Syariat Islam sudah sejak lama melebur secara harmonis dengan budaya Aceh. Berbagai makalah kebudayaan Aceh tak pernah absen membahas aplikasi syariat Islam pada provinsi di ujung paling barat Indonesia ini. Keislaman Aceh memang adalah salah satu bentuk keistimewaan provinsi yang mendapat status Daerah Istimewa ini. Bagaimanakah budaya Aceh dan adat istiadat yang dijunjung tinggi di sana? Simak artikel berikut!
Aceh sebagai gerbang masuknya ajaran Islam di Nusantara
Sebagai daerah paling ujung barat Indonesia, Aceh memegang peran penting masuknya budaya asing ke wilayah NKRI. Letaknya yang strategis menjadi tempat bertemunya budaya barat dan timur, serta sebagai jalur perdagangan yang dibarengi dengan misi penyebaran agama. Dalam hal ini termasuk agama Islam yang sangat klik dengan Aceh.
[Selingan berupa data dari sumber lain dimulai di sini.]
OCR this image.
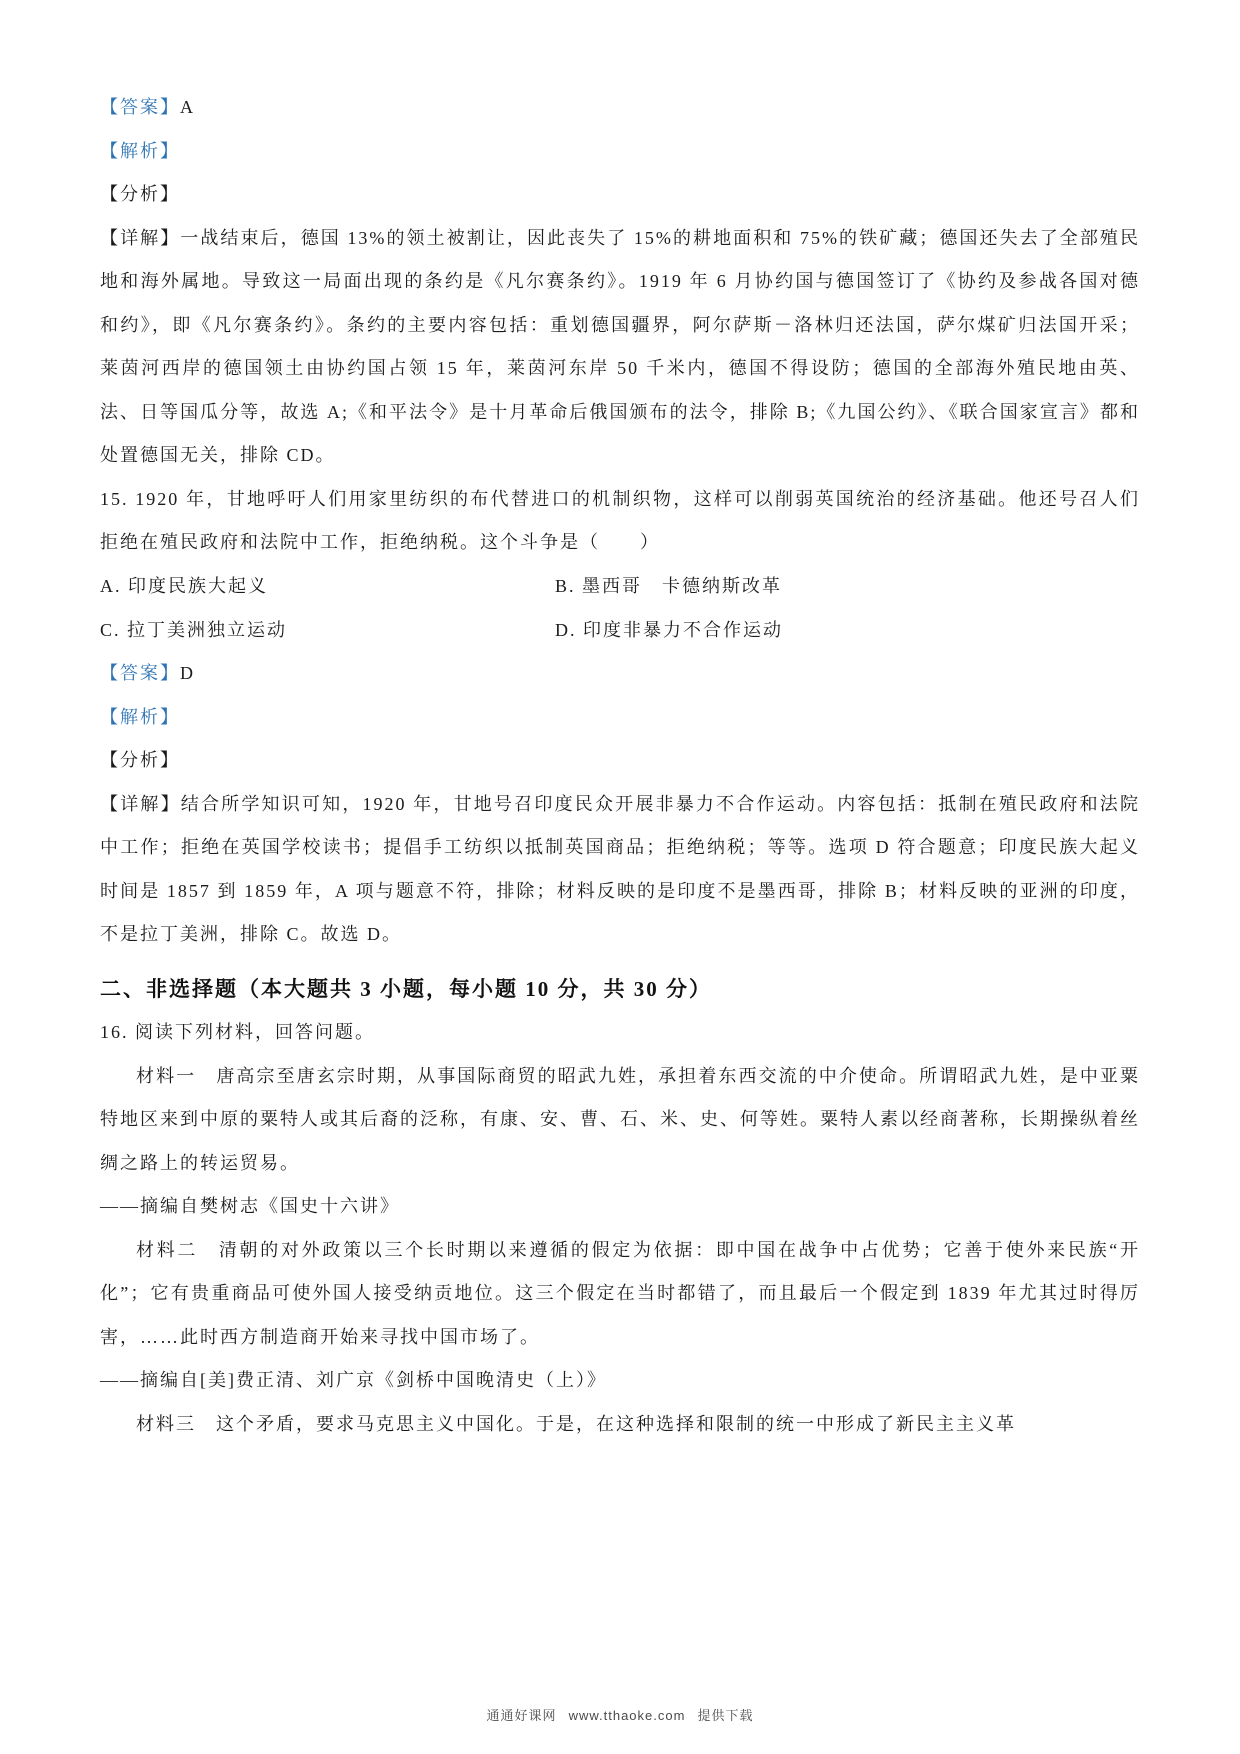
【答案】A

【解析】

【分析】

【详解】一战结束后，德国 13%的领土被割让，因此丧失了 15%的耕地面积和 75%的铁矿藏；德国还失去了全部殖民地和海外属地。导致这一局面出现的条约是《凡尔赛条约》。1919 年 6 月协约国与德国签订了《协约及参战各国对德和约》，即《凡尔赛条约》。条约的主要内容包括：重划德国疆界，阿尔萨斯－洛林归还法国，萨尔煤矿归法国开采；莱茵河西岸的德国领土由协约国占领 15 年，莱茵河东岸 50 千米内，德国不得设防；德国的全部海外殖民地由英、法、日等国瓜分等，故选 A;《和平法令》是十月革命后俄国颁布的法令，排除 B;《九国公约》、《联合国家宣言》都和处置德国无关，排除 CD。
15. 1920 年，甘地呼吁人们用家里纺织的布代替进口的机制织物，这样可以削弱英国统治的经济基础。他还号召人们拒绝在殖民政府和法院中工作，拒绝纳税。这个斗争是（　　）
A. 印度民族大起义	B. 墨西哥　卡德纳斯改革
C. 拉丁美洲独立运动	D. 印度非暴力不合作运动

【答案】D

【解析】

【分析】

【详解】结合所学知识可知，1920 年，甘地号召印度民众开展非暴力不合作运动。内容包括：抵制在殖民政府和法院中工作；拒绝在英国学校读书；提倡手工纺织以抵制英国商品；拒绝纳税；等等。选项 D 符合题意；印度民族大起义时间是 1857 到 1859 年，A 项与题意不符，排除；材料反映的是印度不是墨西哥，排除 B；材料反映的亚洲的印度，不是拉丁美洲，排除 C。故选 D。
二、非选择题（本大题共 3 小题，每小题 10 分，共 30 分）
16. 阅读下列材料，回答问题。
材料一　唐高宗至唐玄宗时期，从事国际商贸的昭武九姓，承担着东西交流的中介使命。所谓昭武九姓，是中亚粟特地区来到中原的粟特人或其后裔的泛称，有康、安、曹、石、米、史、何等姓。粟特人素以经商著称，长期操纵着丝绸之路上的转运贸易。
——摘编自樊树志《国史十六讲》
材料二　清朝的对外政策以三个长时期以来遵循的假定为依据：即中国在战争中占优势；它善于使外来民族“开化”；它有贵重商品可使外国人接受纳贡地位。这三个假定在当时都错了，而且最后一个假定到 1839 年尤其过时得厉害，……此时西方制造商开始来寻找中国市场了。
——摘编自[美]费正清、刘广京《剑桥中国晚清史（上）》
材料三　这个矛盾，要求马克思主义中国化。于是，在这种选择和限制的统一中形成了新民主主义革
通通好课网 www.tthaoke.com 提供下载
Hal ini karena meski Hindu dan Budha masuk ke Aceh lebih dulu, tapi yang diterima dan berkembang di Aceh adalah ajaran Islam.
Islam mulai masuk ke wilayah Aceh pada abad ke-9, bersamaan dengan masuknya pedagang dari Gujarat dan Arab yang beragama Islam. Dilansir dari situs resmi pemerintah provinsi Aceh, menurut sejarah Aceh menjadi gerbang masuknya ajaran Islam di Indonesia. Bahkan, kerajaan Islam pertama lahir dan berkembang di Aceh, yaitu kerajaan Peureulak dan Kesultanan Pasai (Samudera Pasai). Ketua Majelis Adat Aceh, H. Badruzzaman Ismail, S.H., M.Hum, menyatakan bahwa budaya adat Aceh dan syariat Islam adalah dua hal yang telah membaur menjadi satu dan tak terpisahkan. Menurut beliau, budaya adat Aceh mengandung nilai religius dan tak bisa lepas dari aplikasi syariat Islam di wilayah Aceh sendiri. Saking besarnya pengaruh agama Islam dalam kehidupan masyarakat Aceh sehari-hari, provinsi ini pun mendapat julukan “Serambi Mekah”, atau Seuramo Mekkah dalam bahasa Aceh.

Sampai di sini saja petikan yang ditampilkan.